Certains juristes ont suggéré que M. Trump pourrait se défendre contre l’accusation en affirmant qu’il n’avait pas l’intention de perturber les travaux du Congrès par l’un de ses plans, mais a plutôt agi de bonne foi pour résoudre ce qu’il pensait sincèrement être une fraude dans le élection. Il pourrait aussi prétendre que son discours de ce jan. 6 était protégé par le premier amendement.

Mais même les experts qui ont autrefois donné crédit à ces défenses ont déclaré qu’ils estimaient que les nouveaux comptes dévoilés mardi révélaient la possibilité que M. Trump puisse leur faire confiance.
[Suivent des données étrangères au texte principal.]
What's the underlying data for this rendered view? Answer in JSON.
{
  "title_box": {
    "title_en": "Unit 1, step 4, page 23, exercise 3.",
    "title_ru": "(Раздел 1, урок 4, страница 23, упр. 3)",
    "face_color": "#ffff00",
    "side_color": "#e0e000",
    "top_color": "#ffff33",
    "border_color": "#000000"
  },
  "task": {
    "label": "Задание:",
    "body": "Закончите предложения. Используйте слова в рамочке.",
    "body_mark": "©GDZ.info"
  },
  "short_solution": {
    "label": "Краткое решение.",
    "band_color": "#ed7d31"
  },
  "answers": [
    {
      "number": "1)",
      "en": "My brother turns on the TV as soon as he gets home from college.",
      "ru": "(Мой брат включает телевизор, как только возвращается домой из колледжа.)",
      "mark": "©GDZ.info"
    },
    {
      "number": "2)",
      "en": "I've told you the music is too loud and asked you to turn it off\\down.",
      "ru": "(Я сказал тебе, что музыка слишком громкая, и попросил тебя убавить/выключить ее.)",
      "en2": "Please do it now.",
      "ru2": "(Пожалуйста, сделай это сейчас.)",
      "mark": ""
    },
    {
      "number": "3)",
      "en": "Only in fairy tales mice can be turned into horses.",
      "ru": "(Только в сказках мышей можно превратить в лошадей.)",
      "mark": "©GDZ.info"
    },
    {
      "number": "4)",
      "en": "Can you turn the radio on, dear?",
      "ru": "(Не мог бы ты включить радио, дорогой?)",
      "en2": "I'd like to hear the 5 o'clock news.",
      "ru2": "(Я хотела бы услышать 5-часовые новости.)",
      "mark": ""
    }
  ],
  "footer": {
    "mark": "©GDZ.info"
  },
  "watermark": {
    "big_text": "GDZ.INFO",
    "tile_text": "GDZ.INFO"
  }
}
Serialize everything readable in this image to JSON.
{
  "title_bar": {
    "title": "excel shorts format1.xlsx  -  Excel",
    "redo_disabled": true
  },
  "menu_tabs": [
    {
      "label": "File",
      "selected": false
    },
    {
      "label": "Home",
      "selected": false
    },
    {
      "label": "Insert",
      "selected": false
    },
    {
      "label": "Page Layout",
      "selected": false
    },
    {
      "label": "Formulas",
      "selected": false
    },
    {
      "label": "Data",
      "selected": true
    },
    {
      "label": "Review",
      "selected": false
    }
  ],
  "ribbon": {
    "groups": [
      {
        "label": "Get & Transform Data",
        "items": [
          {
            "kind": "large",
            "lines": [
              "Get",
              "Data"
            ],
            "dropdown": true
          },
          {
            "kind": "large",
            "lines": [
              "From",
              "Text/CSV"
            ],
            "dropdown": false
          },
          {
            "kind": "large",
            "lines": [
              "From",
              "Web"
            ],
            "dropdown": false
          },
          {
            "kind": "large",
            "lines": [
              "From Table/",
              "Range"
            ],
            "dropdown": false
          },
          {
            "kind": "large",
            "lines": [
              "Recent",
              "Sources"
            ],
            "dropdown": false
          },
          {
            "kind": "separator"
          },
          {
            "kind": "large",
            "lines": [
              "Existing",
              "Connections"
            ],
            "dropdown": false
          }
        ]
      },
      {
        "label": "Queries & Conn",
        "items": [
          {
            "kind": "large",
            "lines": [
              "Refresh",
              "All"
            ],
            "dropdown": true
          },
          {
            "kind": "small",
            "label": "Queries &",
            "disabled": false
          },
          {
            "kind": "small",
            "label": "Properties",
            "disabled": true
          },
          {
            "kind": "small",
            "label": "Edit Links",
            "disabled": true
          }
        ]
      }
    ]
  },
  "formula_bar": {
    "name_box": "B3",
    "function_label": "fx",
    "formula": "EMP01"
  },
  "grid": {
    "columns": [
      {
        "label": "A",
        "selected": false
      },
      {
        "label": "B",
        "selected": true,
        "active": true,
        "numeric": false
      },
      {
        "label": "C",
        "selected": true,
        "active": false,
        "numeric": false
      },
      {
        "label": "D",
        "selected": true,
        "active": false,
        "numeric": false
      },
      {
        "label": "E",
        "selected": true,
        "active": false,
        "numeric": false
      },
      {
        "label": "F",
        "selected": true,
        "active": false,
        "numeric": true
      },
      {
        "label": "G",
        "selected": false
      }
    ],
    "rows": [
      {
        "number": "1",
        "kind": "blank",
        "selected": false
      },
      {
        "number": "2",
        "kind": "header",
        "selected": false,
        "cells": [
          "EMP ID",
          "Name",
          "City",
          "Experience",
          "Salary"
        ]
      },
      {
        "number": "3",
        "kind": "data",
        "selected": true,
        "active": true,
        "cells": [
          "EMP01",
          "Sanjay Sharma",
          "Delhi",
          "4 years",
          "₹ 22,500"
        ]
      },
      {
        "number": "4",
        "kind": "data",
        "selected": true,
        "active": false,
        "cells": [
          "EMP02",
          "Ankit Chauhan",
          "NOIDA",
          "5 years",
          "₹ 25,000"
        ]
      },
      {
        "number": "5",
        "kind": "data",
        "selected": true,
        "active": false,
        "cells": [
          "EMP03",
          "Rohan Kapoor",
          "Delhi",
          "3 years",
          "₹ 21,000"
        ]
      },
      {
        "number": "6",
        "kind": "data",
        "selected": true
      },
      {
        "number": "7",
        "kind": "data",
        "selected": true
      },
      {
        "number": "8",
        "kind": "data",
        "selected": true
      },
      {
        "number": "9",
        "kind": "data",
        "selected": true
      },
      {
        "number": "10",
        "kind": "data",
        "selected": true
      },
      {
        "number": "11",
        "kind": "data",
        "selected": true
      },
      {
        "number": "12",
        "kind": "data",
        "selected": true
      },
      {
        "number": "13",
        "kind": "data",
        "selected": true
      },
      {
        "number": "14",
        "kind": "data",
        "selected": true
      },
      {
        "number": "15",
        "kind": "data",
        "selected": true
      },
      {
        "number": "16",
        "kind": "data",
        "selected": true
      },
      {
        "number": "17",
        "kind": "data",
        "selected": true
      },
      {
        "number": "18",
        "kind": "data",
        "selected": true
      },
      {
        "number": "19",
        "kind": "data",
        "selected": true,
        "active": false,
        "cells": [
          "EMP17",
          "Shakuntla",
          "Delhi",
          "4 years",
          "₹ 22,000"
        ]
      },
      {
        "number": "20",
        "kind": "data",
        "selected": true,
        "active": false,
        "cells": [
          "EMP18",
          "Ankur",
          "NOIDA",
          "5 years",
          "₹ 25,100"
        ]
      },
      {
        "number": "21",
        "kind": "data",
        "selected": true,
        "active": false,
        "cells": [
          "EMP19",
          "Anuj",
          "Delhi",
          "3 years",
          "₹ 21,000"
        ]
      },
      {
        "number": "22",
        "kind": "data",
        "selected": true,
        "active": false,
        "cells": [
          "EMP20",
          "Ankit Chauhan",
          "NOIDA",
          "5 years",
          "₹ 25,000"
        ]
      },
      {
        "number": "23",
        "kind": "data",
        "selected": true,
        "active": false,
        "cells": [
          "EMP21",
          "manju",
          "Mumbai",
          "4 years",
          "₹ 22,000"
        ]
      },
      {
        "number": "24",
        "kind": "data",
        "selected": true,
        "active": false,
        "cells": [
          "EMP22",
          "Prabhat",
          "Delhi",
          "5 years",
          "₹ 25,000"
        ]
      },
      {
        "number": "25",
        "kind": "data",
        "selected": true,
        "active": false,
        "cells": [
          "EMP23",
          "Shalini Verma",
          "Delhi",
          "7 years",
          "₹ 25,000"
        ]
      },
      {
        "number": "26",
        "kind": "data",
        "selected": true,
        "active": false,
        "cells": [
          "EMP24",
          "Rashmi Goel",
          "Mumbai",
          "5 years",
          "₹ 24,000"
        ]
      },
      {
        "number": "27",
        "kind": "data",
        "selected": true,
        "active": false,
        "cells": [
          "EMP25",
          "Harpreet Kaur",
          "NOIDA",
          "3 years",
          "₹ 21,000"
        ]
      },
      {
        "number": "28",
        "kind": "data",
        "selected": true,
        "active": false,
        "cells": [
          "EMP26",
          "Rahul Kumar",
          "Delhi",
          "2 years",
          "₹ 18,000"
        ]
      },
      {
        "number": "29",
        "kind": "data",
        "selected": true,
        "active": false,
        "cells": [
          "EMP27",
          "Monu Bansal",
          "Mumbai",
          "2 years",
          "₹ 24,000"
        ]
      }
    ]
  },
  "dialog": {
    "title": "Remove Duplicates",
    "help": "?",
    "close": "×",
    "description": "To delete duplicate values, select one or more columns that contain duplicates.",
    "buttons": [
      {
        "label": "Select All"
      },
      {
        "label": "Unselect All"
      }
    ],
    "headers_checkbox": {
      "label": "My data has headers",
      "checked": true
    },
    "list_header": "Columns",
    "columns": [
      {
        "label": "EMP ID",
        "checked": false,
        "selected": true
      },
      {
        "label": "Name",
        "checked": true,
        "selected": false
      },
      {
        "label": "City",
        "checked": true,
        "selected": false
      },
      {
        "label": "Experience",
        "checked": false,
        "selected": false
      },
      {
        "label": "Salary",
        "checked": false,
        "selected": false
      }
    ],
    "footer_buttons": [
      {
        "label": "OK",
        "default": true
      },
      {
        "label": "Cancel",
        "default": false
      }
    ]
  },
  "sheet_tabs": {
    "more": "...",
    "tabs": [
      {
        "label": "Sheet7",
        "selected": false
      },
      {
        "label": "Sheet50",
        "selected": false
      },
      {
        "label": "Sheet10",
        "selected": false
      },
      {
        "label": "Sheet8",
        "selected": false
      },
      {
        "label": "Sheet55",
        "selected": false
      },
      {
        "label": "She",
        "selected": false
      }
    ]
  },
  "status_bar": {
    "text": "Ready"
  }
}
Tout le mois, le comité de la Chambre a présenté un argument détaillé expliquant pourquoi M. Trump devrait être inculpé de crimes lors d’une série d’audiences publiques. Les présentations ont dépeint M. Trump comme personnellement impliqué dans de nombreux efforts pour armer les législateurs des États, les responsables du ministère de la Justice et même Mike Pence, son propre vice-président, dans une contribution qui l’aurait maintenu à la Maison Blanche.

Ces intrigues comprenaient un complot visant à créer de faux panneaux d’affichage d’électeurs indiquant que M. Trump avait remporté les élections dans des États effectivement remportés par Joseph R. Biden Jr., et un effort ultérieur pour persuader M. Pence d’utiliser les faux panneaux le jan. . 6 de porter atteinte au fonctionnement normal du Collège électoral et de déclarer M. Trump d’être le vainqueur.

Ce que l’audience de mardi a ajouté était un récit cinématographique de M. Le lien de Trump avec la violence au Capitole.

“C’est une dernière pièce dramatique qui enrichit l’histoire”, a déclaré Daniel C. Richman, professeur de droit à l’Université de Columbia. “Mais il n’est pas clair que cela change la question fondamentale de la responsabilité pénale.”